4.5 Environment Auto-Population [Default Implementation]

The Agent Mesh audit entry SHOULD auto-populate contextual fields from environment variables:

Field Environment Variable(s) Fallback
sandbox_id SANDBOX_ID, OPENSHELL_SANDBOX_ID None
environment AGT_ENVIRONMENT None
compute_driver OPENSHELL_COMPUTE_DRIVER None

5. Audit Backend SPI

5.1 Backend Protocol [Pure Specification]

An Audit Backend MUST implement the following interface:

class AuditBackend(Protocol):
    def write(self, entry: AuditEntry) -> None:
        """Persist a single audit entry.

        Implementations MUST NOT raise exceptions to the caller.
        Implementations MUST be thread-safe.
        """
        ...

    def flush(self) -> None:
        """Flush any buffered entries to persistent storage.

        Implementations SHOULD ensure all previously written entries
        are durable after flush() returns.
        """
        ...

5.2 Backend Requirements [Pure Specification]

  • A backend write() method MUST NOT raise exceptions. Failures MUST be handled internally (logged, counted, retried -- implementation-defined).
  • A backend write() method MUST be thread-safe. Multiple concurrent callers MUST NOT corrupt internal state or produce garbled output.
  • A backend flush() method SHOULD ensure durability of all previously accepted entries.
  • Backends SHOULD implement a close() method for graceful resource cleanup.

5.3 JSONL File Backend [Default Implementation]

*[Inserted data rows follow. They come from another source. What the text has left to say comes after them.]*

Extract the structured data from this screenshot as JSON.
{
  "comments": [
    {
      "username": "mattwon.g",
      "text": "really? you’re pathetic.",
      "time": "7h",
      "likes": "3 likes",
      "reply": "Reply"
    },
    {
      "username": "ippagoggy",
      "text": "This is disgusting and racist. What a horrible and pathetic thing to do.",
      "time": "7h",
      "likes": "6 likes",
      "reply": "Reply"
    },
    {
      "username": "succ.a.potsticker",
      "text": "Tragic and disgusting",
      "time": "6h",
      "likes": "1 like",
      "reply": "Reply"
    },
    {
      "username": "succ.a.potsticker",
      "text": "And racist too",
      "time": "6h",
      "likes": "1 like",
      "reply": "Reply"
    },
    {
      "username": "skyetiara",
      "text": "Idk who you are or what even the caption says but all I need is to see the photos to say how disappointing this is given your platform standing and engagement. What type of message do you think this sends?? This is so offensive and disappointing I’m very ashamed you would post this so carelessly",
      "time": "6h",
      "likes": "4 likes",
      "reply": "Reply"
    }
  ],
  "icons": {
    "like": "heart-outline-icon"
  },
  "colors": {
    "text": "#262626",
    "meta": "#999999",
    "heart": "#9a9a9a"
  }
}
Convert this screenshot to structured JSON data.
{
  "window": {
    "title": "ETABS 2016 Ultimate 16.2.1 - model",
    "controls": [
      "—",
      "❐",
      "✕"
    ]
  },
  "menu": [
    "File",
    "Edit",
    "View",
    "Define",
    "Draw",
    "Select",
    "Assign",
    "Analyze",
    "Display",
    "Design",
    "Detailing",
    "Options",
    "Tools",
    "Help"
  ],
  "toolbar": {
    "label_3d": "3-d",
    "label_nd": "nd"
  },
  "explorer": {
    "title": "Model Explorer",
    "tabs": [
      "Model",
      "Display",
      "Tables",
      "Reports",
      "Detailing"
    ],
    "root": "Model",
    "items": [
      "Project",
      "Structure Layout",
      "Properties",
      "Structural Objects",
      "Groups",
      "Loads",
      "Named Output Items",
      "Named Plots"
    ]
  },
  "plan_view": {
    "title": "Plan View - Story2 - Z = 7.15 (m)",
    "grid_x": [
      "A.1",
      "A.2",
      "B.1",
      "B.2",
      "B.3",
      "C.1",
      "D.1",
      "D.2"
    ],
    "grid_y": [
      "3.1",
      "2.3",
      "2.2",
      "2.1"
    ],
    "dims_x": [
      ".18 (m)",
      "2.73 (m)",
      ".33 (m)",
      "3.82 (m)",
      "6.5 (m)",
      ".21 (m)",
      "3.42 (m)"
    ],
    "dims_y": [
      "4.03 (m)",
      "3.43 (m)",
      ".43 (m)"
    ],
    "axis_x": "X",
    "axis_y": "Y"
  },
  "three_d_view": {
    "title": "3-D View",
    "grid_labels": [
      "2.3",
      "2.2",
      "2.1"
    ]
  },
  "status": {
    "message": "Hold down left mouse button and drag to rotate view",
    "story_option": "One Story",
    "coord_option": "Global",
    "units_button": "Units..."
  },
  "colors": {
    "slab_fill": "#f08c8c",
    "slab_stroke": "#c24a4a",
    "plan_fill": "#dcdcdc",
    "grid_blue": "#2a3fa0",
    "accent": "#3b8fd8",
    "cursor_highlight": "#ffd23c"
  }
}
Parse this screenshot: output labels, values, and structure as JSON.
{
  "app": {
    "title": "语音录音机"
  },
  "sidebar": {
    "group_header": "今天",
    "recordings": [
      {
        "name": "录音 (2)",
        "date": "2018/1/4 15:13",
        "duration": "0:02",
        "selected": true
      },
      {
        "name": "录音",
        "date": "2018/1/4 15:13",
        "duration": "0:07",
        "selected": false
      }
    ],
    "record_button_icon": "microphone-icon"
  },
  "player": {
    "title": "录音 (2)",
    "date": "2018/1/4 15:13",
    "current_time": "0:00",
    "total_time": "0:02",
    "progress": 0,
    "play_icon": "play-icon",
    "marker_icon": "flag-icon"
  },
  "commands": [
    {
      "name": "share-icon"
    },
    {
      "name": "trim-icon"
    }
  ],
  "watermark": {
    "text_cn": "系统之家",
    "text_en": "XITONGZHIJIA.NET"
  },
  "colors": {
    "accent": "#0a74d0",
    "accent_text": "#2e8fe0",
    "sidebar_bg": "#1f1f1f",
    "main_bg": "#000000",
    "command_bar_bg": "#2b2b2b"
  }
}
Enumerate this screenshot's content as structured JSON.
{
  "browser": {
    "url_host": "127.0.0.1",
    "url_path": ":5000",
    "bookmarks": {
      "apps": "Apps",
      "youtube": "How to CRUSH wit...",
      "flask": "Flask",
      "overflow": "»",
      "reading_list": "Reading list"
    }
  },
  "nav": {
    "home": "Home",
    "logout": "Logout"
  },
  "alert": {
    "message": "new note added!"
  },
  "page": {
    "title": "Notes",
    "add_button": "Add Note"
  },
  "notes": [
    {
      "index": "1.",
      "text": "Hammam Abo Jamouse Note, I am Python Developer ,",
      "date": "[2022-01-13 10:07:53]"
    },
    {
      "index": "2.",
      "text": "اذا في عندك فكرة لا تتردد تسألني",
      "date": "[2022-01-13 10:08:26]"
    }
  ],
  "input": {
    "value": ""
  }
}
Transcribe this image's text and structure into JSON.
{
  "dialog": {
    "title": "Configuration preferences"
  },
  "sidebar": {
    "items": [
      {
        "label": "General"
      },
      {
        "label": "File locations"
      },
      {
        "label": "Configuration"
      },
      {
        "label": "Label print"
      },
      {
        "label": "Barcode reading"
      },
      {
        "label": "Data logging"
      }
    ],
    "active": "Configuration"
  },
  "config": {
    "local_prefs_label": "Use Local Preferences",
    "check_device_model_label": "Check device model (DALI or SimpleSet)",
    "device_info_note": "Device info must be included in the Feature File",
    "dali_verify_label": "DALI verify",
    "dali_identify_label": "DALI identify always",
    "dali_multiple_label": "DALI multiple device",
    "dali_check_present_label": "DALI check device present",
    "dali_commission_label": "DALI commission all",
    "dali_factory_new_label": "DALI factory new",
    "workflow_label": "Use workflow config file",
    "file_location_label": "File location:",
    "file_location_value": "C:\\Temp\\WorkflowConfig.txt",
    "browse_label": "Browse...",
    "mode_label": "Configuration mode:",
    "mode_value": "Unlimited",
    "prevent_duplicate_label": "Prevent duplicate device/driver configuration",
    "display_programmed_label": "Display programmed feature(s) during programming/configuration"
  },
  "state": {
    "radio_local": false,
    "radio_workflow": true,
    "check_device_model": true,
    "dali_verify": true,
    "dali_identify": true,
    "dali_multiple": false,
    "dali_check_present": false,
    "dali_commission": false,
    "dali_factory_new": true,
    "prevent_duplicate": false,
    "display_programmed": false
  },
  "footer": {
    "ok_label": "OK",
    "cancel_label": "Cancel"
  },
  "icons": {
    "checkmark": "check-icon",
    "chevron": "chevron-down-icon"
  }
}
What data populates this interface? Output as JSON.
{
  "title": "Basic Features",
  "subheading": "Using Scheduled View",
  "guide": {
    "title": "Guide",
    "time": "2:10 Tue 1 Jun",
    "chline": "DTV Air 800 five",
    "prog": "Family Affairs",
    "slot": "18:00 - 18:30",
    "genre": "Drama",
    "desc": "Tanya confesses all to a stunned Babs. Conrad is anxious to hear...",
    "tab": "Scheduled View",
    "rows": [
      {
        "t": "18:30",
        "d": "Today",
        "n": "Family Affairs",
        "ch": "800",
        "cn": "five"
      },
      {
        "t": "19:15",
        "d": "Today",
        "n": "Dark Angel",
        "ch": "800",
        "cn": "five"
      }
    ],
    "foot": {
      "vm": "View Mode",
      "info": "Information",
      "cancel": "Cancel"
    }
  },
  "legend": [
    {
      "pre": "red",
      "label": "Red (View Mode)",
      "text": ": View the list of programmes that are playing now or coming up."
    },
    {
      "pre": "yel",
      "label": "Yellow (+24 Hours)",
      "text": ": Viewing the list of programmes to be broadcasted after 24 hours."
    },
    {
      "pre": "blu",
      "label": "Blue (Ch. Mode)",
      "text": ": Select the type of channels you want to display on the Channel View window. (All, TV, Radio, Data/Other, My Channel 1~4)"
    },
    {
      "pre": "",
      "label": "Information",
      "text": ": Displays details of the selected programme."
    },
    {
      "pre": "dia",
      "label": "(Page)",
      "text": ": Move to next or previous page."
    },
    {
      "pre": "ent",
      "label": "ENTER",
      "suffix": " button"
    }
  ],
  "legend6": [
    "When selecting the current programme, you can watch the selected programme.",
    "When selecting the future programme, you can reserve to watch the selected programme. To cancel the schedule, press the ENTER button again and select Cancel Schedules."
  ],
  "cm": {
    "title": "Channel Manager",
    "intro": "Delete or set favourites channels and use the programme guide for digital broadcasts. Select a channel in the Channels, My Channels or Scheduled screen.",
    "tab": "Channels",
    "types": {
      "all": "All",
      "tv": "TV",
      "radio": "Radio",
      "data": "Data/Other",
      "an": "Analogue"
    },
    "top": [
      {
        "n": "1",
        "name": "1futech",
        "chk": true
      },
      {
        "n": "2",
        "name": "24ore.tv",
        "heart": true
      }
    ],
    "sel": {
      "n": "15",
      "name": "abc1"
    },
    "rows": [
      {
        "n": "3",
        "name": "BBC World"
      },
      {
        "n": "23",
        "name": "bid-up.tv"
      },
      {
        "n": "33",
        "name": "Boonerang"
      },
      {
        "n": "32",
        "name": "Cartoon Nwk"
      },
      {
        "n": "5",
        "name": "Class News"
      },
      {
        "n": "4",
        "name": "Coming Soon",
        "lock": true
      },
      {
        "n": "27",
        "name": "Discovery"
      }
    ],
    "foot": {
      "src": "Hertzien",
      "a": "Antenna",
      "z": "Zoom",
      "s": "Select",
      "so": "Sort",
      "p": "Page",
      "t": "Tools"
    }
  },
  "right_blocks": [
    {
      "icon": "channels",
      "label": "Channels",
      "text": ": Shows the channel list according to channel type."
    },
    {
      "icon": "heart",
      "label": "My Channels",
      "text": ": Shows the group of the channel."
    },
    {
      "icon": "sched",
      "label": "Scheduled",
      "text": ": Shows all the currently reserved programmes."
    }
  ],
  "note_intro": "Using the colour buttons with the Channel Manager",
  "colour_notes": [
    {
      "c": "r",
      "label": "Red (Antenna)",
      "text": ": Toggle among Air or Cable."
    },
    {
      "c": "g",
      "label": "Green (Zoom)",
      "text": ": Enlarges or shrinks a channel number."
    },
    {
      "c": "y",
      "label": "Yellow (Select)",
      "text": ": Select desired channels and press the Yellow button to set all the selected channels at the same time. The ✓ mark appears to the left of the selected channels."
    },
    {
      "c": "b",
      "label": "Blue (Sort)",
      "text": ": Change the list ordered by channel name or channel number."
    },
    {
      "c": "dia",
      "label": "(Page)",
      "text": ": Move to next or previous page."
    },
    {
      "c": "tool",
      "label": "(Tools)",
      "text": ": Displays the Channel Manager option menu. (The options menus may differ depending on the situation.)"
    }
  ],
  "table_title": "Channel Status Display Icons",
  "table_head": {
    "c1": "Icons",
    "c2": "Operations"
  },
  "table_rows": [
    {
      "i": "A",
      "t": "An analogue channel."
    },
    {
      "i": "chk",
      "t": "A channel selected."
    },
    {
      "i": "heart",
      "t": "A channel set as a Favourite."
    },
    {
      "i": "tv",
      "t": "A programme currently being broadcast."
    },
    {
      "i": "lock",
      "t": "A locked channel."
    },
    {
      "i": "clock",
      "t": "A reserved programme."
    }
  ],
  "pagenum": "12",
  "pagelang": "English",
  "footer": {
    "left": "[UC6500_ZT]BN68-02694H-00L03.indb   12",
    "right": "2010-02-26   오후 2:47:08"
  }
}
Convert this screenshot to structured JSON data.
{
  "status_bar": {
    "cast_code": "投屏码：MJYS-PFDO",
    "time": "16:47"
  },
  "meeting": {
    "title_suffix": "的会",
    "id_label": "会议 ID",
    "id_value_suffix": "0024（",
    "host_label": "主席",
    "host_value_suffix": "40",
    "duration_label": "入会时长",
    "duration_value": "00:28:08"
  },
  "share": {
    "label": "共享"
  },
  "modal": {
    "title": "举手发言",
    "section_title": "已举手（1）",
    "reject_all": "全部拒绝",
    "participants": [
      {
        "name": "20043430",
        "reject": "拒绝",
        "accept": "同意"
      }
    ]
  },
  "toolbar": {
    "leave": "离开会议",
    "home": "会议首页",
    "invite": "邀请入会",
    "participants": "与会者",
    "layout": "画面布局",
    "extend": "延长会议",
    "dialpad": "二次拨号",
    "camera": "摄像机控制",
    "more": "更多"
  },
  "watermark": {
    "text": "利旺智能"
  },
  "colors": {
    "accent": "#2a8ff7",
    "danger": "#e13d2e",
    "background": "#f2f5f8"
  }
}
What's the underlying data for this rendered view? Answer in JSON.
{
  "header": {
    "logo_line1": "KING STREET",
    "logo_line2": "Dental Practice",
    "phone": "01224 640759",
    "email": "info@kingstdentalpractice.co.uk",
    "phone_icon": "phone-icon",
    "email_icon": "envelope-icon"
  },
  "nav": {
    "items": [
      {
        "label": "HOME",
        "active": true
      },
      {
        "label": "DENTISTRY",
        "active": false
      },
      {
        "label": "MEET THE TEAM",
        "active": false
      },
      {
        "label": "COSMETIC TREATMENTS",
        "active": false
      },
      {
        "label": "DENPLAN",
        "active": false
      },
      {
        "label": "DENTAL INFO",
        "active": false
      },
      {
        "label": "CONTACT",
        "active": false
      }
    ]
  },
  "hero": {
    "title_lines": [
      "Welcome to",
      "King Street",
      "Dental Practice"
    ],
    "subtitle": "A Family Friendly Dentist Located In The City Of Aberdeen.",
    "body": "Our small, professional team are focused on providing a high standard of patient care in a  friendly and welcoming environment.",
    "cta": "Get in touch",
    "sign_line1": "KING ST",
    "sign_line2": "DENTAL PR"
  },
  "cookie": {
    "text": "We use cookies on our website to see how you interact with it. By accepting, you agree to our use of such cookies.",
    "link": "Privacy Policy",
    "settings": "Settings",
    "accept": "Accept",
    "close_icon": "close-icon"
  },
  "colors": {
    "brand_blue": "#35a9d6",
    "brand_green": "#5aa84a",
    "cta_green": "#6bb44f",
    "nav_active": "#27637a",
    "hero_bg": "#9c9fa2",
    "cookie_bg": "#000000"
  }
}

The default file-based backend writes one JSON object per line to a .jsonl file.

Requirements:

  • The backend MUST use a threading lock to serialize write access.
  • On POSIX systems, the backend MUST create audit files with permission mode 0o600 (owner read/write only).
  • The backend MUST create parent directories automatically if they do not exist.
  • Each line MUST be a complete, valid JSON object terminated by a newline character.
  • The backend MUST implement close() to flush and close the underlying file handle.

5.4 In-Memory Backend [Default Implementation]

The in-memory backend stores entries in a Python list for testing and development.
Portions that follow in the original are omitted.